Claims tying the origin or modern meaning from suffering through Roman roots might be examples of informal conjecture, false etymology, or a very loose interpretation.
Berserker breakouts: On the lam from Britain
A later Proto-Germanic word, lemja, meaning to beat, comes into the public record in old Norse texts. The beating or suffering part of the meaning of ‘lam’ was carried forward by the Anglo-Saxons, whose own roots were supplanted to England in the 5th century. Later it evolved its non-literal definition as an idiom popularized by mass-produced dictionaries, media, and tabloids circulated in the modern era.
Vicious Victorians on the lam
Early Victorian school records refer to children’ lamming out’ or ‘to be on the lam’ running away to avoid punishment for fighting. This is clear provenance for the idiom as a verb meaning to beat it or leave. Through early international travel and media, it traversed the British Empire into American slang and the modern dictionary. To be ‘on the lam’ was to have escaped justice or be escaped convicts. Now keep the dictionary definition of this slangy term and informal phrase on da lowdown, see?
Modern media mob hits
Every cheesy mobster movie about Prohibition has a nice-suit-wearing wise guy. In only a few minutes, somebody will utter references to hiding out from the police, retributions, or a villain ready to go on the lam.
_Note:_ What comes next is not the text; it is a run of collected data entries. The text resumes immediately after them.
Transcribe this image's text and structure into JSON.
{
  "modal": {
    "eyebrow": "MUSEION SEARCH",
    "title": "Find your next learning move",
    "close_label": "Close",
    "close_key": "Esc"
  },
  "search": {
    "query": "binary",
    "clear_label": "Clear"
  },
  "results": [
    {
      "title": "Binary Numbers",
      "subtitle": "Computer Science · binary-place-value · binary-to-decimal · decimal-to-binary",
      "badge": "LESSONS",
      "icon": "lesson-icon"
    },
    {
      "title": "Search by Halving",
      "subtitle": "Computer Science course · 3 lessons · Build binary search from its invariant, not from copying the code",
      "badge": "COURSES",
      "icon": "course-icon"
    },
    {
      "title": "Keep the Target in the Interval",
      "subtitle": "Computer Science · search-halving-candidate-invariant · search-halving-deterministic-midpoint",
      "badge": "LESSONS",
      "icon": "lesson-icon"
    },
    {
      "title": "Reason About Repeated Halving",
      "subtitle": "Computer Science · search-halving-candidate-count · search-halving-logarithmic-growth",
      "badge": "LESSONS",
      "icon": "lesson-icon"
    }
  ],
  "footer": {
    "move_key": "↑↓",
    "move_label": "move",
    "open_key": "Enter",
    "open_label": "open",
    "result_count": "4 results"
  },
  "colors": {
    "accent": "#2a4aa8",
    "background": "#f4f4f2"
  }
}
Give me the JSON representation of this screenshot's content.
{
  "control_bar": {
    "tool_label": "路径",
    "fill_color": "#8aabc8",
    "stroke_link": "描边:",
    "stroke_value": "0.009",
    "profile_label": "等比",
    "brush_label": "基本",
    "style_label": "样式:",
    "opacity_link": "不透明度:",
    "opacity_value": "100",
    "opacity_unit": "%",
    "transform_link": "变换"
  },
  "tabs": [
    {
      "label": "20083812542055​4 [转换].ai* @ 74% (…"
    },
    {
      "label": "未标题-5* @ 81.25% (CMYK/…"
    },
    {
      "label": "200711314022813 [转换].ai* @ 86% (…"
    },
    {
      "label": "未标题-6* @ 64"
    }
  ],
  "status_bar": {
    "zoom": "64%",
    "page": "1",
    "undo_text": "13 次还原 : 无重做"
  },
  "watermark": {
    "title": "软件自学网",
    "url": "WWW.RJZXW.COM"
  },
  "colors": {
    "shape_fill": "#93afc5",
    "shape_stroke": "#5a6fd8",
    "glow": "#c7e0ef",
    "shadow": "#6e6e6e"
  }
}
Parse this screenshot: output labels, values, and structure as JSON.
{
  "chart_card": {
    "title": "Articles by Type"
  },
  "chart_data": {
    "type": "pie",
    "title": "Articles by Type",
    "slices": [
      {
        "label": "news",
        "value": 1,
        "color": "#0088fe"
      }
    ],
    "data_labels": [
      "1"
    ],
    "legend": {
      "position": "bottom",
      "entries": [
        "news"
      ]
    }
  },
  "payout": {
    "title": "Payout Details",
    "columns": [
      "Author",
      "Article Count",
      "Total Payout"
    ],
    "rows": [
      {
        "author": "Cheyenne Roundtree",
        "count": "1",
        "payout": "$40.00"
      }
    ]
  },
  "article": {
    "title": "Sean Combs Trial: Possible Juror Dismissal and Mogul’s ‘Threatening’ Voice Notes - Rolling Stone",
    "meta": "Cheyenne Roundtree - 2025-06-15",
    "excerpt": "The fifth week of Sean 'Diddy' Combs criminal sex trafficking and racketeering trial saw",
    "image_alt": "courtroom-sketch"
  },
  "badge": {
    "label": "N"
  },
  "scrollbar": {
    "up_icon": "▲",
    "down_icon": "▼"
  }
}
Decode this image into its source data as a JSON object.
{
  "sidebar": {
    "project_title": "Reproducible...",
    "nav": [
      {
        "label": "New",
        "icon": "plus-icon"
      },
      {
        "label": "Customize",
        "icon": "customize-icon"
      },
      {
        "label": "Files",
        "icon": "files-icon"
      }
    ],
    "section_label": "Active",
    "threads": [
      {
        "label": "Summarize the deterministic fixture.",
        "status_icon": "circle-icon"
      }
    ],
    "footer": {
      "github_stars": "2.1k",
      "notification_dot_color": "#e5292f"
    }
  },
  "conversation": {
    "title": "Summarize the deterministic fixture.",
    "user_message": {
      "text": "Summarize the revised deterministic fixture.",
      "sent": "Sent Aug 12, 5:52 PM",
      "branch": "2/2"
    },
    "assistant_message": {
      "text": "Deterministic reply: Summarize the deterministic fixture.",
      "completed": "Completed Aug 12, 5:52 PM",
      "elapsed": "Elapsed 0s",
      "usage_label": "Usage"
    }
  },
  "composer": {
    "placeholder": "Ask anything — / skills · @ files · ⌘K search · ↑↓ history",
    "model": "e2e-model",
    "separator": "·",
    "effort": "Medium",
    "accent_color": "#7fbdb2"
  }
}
Press circulated epics of bootleggers and killers on the lam, chased around by a detective with a dodgy badge in his wallet. Newspapers circulated true stories too, like that of Raymond “Craneneck” Nugent, an American bank robber from the 1930s with connections to the St. Valentine’s Day massacre who lived life on the lam for decades.
These stories, slang usage, and a preponderance of chases by cops and robbers of the era became entrenched into American heritage and folklore. As early as 1870, the Random House Historical Dictionary of American Slang explains these idioms as “acts of running or flight, esp. a dash to escape from custody.” Over several adaptations, these idioms went from slang verbs used by commoners into one of the most oft-used phrases during the interwar period.
Liberators and terrorists on the lam
The victors also have the problem of perception and recorded history. If someone escapes captivity, perceived as good, have they been liberated or dodged justice? Were those fleeing the US draft during the Vietnam war on the lam once they ran?
Was Chiang Kai Shek a fugitive on the lam or simply a leader in exile after communist victory on the mainland? It depends on the ideology you subscribe to or who you believe should win control of Chinese land, police, and law enforcement.
What about Nazi war criminals that escaped to Argentina never to receive a sentence? Unlike many of her well-heeled superiors who managed to escape on the lam, Irmgard Furchner has been forced very late in life to answer for her past actions.